I have lately been reading, in small doses, a book called A Fine Brush On Ivory, by Richard Jenkyns (Oxford University Press, 2004), which is a study on Jane Austen's writing. It got me thinking, quite a lot, on why, exactly, I think Jane Austen is so great, and what particular things I should try to learn from her.
So far, as I read through the book, I have concluded (I feel a bit like Sherlock Holmes saying things like this) that Jane Austen's gift is ordinariness and restraint. That doesn't sound quite like I mean it to. But what I admire about her writing is that she takes tiny, small situations with a limited amount of people and an almost non-existent amount of novel-type drama and looks at the drama, at the depth, at the comedy, in ordinary people. Charlotte Bronte couldn't see why Jane Austen caused so much fuss; she thought her books were empty of all proper novelish feelings and scenery and passion. But since my mother died, I have come to realise that when drama happens in real life, it's not generally marked with screams of anguish or wildly beating hearts or whatever it is often marked with in fiction. Real drama is often more subtle than that. A day before Mum died, I was sitting talking with my father (whose first wife, the mother of my siblings, died about 24 years ago) and one of my sisters, and we were listening to Christmas carols. As Away In A Manger played, my Dad suddenly said, "That song has extremely vivid memories for me." He explained that he remembered putting my sister Felicity, who was only two, to bed one night. While next door her mother was in her sickbed, dying, Dad and Felicity lay on the bed singing Away In A Manger.
For me, that story has so much power and poignancy and personality. It involves no hysterics, no wild emotions, no crushingly depressing dialogue. Yet it is more real than most things I've read or watched on TV on the subject of death; it is more dramatic than drama.
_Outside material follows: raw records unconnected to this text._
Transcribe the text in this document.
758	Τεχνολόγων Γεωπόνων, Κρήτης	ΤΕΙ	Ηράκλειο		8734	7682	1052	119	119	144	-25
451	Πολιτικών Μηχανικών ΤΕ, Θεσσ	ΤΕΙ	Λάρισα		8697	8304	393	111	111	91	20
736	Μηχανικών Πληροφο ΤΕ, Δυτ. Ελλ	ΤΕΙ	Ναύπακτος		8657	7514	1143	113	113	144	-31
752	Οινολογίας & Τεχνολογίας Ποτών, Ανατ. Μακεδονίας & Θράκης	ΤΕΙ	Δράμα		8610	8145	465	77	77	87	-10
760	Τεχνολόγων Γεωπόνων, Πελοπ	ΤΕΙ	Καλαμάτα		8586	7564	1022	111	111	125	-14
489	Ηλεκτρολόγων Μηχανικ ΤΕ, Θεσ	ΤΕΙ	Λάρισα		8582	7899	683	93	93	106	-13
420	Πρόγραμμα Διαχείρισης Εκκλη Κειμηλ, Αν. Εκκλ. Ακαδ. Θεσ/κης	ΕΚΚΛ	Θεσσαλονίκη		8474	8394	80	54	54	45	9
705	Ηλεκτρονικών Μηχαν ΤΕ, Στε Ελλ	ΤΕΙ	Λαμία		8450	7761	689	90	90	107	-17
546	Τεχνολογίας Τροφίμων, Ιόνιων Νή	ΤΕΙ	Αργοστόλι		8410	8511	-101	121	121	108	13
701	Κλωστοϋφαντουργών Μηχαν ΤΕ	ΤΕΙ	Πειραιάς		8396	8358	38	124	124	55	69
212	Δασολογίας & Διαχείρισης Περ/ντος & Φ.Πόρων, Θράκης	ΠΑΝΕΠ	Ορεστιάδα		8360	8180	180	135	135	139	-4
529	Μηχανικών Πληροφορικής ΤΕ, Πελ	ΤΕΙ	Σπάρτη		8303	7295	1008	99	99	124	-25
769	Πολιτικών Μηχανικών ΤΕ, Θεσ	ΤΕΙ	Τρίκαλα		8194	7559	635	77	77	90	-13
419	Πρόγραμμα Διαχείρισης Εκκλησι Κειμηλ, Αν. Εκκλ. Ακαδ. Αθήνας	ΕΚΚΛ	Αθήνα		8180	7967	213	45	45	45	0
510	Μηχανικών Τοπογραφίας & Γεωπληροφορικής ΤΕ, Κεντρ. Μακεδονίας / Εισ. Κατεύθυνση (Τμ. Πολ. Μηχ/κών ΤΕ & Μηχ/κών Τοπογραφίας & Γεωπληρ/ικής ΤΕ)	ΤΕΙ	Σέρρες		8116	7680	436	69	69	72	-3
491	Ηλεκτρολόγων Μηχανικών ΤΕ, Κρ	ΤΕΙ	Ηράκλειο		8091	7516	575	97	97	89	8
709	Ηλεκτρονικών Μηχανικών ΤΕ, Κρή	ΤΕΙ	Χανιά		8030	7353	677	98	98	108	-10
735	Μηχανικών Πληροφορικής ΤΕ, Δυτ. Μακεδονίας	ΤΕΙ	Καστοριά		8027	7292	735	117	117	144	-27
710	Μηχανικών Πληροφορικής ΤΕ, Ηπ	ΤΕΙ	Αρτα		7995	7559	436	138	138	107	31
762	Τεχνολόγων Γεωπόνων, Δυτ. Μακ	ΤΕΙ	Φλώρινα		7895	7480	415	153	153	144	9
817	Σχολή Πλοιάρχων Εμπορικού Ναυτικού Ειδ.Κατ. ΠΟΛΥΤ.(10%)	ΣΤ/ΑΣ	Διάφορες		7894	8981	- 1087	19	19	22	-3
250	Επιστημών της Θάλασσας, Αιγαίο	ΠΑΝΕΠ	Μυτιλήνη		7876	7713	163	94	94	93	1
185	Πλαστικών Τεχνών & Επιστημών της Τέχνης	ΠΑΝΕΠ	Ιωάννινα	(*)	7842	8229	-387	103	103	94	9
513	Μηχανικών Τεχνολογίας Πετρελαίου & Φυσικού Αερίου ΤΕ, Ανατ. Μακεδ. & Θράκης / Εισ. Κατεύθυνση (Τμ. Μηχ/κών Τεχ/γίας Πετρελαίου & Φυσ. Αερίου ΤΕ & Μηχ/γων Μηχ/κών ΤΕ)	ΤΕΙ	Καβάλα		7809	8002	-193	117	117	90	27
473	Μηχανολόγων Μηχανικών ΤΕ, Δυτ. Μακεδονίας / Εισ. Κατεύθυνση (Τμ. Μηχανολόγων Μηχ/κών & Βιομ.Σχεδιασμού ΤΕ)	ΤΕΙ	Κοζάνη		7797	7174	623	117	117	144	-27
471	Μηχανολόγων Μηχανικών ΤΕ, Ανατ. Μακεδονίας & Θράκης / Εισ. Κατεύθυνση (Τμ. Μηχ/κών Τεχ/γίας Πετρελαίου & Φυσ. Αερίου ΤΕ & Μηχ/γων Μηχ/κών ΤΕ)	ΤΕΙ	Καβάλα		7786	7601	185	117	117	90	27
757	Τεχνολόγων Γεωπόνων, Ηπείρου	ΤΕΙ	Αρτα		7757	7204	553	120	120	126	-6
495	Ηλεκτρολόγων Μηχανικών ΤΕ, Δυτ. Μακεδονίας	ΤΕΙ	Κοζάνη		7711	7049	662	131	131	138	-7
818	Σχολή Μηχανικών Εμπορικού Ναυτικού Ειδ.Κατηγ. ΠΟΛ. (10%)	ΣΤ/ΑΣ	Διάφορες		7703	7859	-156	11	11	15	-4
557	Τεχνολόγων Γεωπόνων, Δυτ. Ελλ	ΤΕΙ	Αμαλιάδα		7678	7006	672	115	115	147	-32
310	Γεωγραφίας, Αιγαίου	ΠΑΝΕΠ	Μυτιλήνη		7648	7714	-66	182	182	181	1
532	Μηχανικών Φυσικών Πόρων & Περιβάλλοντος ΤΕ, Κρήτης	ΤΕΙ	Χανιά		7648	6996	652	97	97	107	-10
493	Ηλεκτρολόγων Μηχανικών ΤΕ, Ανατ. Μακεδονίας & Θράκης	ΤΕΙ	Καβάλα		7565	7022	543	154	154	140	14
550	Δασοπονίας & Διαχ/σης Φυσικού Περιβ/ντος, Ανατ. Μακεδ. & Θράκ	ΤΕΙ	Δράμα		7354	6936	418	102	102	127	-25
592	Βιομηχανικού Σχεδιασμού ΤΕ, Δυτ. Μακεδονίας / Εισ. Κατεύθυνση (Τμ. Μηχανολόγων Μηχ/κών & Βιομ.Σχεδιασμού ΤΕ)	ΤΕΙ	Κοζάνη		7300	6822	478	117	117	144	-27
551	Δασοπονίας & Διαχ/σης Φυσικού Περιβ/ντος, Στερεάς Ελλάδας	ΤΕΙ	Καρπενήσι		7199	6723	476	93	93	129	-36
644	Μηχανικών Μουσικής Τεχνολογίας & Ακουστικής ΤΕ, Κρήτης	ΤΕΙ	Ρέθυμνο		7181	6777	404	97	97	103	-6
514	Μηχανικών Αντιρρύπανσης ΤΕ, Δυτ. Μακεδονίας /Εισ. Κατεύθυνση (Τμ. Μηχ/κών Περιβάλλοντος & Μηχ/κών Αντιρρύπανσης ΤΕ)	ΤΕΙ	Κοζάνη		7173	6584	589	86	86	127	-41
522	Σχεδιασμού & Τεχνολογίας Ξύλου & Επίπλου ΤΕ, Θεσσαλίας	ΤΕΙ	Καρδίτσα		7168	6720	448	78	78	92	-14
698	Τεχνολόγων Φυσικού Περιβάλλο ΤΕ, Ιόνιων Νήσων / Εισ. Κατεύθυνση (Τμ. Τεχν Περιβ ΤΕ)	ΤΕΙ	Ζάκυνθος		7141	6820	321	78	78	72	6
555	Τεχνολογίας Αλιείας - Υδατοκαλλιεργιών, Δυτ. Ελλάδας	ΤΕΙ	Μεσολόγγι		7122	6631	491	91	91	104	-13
Richard Jenkyns writes, Jane Austen's is a chastened art. Her instinct to purify and concentrate tells her to keep the scenery to a minimum. ... It is significant, too, that there is even less overtly dramatic incident in her later novels than in her earlier work: she does not develop her range in these later books, not, as we might have expected, by taking obviously bigger themes, but through yet more intimacy and refinement. They become even more 'ordinary'. (page 22)
So, in four paragraphs, that is the main reason why I think Jane Austen is great. That is what I am trying to teach myself. Of course there are other things I think she does masterfully, better than anyone else, but if someone were to ask me one reason why I love her writing so much, that would be what I would say... maybe in a more concise version!
[Photo at the top: Lake Tekapo, in April 2005. On same road trip with Eva.]